10 ounces Baby Spinach, steamed, drained and chopped
4 ounces Cream Cheese – Softened
¼ cup Parmesan Cheese – Grated
1¼ cup Mozzarella Cheese – Shredded
1 teaspoon Melissa’s Organic Italian Seasoning Grinder
1 teaspoon Melissa’s Organic Garlic & Herb Sea Salt Grinder
¼ teaspoon Onion Powder
For the Filling
1 pound Ground Beef
1½ cups Three Cheese Marinara Sauce, Divided
¾ cup Mozzarella Cheese – Shredded
6 Tablespoons Whole Milk Ricotta Cheese
1 Tablespoon Fresh Peeled Shallots, minced
1 teaspoon Fresh Oregano
1 teaspoon Fresh Garlic
1 Tablespoon Fresh Basil
1 Tablespoon Melissa’s Organic Italian Seasoning Grinder
Preparation – Noodles
In a large mixing bowl, using a hand mixer, cream together cream cheese and eggs. Next, add Parmesan cheese, Italian seasoning, garlic powder, and onion powder. Mix until all ingredients are well combined. Fold in mozzarella cheese and spinach, then mix until well incorporated.
Line a 9×13 baking dish with parchment paper. With a rubber spatula, spread the mixture into the baking dish, forming a nice even layer. Bake on the middle rack in an oven preheated to 375° for 20-25 minutes.
When the “noodles” are done baking, cool in the fridge for 30 minutes and then slice into thirds. This makes three perfectly sized “noodle” layers for a loaf pan.
Preparation – Filling
In a large skillet, over medium-high heat, combine ground beef, minced onion, oregano, garlic powder, dried basil and a pinch of salt. Cook until meat is browned. Drain excess fat from pan and add ¾ cup marinara sauce to meat. Reduce heat to low and simmer for 10 minutes.
Pour ¼ cup marinara sauce into bottom of loaf pan.
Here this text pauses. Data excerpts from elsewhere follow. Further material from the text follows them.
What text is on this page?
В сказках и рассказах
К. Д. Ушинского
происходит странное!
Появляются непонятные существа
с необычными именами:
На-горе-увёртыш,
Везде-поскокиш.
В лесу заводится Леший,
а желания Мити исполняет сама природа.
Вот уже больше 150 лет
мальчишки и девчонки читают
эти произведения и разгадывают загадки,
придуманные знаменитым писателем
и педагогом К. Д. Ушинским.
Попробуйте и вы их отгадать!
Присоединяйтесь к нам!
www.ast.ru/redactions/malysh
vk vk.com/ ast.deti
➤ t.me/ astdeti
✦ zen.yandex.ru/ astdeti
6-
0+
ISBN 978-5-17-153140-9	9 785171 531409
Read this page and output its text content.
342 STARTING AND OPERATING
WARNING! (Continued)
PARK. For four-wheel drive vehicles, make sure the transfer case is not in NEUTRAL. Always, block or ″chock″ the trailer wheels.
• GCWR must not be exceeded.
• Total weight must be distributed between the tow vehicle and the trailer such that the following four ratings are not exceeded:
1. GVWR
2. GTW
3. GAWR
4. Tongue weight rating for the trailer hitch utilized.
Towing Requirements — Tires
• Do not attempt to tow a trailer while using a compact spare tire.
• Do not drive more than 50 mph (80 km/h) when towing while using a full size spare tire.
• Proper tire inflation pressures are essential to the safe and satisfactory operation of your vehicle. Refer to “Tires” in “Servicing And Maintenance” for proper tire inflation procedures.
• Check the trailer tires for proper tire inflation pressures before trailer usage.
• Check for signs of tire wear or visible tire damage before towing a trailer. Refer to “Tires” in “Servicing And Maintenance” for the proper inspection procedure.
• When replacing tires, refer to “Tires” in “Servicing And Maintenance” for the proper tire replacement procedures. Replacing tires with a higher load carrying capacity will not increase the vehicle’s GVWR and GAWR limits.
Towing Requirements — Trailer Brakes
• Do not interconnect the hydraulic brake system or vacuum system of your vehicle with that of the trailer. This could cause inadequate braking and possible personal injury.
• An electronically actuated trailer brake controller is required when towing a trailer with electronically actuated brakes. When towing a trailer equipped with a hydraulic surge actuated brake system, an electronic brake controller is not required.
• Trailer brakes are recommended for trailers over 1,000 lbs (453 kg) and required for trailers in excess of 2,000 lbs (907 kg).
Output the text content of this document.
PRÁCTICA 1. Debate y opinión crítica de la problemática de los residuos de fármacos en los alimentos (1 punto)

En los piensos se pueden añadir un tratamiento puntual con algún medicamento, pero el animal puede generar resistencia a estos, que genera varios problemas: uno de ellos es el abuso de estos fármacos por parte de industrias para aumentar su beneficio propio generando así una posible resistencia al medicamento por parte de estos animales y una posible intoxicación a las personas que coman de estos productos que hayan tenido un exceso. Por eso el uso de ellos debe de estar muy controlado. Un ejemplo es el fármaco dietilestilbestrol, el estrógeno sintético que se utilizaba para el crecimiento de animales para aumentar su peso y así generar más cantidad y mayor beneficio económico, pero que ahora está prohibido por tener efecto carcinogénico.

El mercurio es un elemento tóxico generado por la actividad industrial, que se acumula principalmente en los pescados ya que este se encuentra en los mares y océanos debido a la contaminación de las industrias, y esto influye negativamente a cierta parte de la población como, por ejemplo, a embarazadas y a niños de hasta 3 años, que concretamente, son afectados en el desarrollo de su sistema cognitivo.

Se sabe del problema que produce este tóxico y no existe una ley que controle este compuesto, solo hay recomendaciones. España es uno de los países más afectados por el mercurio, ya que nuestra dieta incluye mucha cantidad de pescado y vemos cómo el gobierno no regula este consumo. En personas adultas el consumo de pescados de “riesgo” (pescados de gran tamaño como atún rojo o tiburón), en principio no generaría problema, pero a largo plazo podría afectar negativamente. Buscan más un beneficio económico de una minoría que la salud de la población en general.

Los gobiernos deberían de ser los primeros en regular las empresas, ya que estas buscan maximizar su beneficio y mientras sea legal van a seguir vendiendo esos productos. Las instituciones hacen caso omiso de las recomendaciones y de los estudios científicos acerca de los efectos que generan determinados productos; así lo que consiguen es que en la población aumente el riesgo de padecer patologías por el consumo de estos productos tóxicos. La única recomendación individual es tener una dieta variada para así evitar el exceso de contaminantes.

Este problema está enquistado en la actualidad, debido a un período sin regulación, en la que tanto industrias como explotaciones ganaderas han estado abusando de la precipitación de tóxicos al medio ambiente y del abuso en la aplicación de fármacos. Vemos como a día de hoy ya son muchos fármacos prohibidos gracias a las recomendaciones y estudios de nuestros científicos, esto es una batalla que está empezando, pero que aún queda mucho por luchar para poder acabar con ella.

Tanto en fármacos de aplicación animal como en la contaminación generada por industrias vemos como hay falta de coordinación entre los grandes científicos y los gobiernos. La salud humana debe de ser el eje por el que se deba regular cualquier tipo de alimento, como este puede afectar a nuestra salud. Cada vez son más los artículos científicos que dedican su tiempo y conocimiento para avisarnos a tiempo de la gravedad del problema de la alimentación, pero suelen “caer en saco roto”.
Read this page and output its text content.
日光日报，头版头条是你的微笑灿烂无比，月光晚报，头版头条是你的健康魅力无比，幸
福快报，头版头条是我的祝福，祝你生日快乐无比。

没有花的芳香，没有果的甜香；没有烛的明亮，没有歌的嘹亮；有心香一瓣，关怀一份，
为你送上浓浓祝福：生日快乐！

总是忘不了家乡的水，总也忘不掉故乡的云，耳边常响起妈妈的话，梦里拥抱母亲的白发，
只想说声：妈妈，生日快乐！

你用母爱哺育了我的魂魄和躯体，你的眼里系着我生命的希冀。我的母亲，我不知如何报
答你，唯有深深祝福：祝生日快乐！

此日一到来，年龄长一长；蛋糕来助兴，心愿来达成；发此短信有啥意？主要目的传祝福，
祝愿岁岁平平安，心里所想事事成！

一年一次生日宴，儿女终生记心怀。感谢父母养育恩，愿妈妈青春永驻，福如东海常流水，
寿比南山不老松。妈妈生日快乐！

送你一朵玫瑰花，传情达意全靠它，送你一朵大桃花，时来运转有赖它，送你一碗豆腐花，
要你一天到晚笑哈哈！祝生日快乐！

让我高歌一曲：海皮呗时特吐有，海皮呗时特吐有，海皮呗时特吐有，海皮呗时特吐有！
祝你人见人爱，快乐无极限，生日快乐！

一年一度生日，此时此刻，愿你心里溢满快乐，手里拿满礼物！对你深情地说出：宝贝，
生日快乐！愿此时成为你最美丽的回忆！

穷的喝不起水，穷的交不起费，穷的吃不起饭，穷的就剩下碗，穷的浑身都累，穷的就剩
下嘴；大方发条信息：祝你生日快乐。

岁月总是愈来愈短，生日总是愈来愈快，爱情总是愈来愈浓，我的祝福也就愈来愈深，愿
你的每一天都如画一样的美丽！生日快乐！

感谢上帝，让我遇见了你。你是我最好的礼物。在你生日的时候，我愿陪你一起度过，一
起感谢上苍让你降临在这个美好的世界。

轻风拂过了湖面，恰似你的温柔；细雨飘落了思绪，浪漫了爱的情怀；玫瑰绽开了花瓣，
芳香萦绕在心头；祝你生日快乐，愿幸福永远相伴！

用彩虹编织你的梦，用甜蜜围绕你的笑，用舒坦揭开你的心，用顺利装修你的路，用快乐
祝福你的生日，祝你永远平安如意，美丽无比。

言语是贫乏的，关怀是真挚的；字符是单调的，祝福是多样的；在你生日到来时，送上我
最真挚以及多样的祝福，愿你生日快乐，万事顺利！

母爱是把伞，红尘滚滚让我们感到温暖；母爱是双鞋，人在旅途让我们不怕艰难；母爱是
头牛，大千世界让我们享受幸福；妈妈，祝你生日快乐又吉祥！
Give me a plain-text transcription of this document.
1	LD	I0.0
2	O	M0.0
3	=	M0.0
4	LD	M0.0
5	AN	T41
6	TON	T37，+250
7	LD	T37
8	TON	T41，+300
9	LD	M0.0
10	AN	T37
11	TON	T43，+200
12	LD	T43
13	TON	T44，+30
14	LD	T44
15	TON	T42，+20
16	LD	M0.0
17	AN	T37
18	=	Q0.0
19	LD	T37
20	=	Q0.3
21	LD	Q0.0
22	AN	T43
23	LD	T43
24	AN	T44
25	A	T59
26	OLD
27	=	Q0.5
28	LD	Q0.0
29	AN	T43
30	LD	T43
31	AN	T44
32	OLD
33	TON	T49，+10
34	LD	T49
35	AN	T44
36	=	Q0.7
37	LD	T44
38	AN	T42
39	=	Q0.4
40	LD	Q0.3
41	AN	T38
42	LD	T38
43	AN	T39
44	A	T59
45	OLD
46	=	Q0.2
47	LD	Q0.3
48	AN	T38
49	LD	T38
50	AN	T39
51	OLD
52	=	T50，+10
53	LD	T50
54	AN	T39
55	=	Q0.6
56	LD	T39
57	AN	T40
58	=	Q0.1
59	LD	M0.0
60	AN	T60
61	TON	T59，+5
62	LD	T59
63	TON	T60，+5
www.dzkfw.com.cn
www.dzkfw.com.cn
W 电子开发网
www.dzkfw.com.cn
Top with the first “noodle” section, then layer a third of the ground beef mixture, top with ¼ cup mozzarella cheese and 3 Tbs. ricotta cheese and cover with another “noodle” layer. Repeat these steps again for a second layer.
Cover the top “noodle” layer with remaining sauce, ground beef, and mozzarella cheese. Sprinkle Italian seasoning over top. Bake for 20 minutes.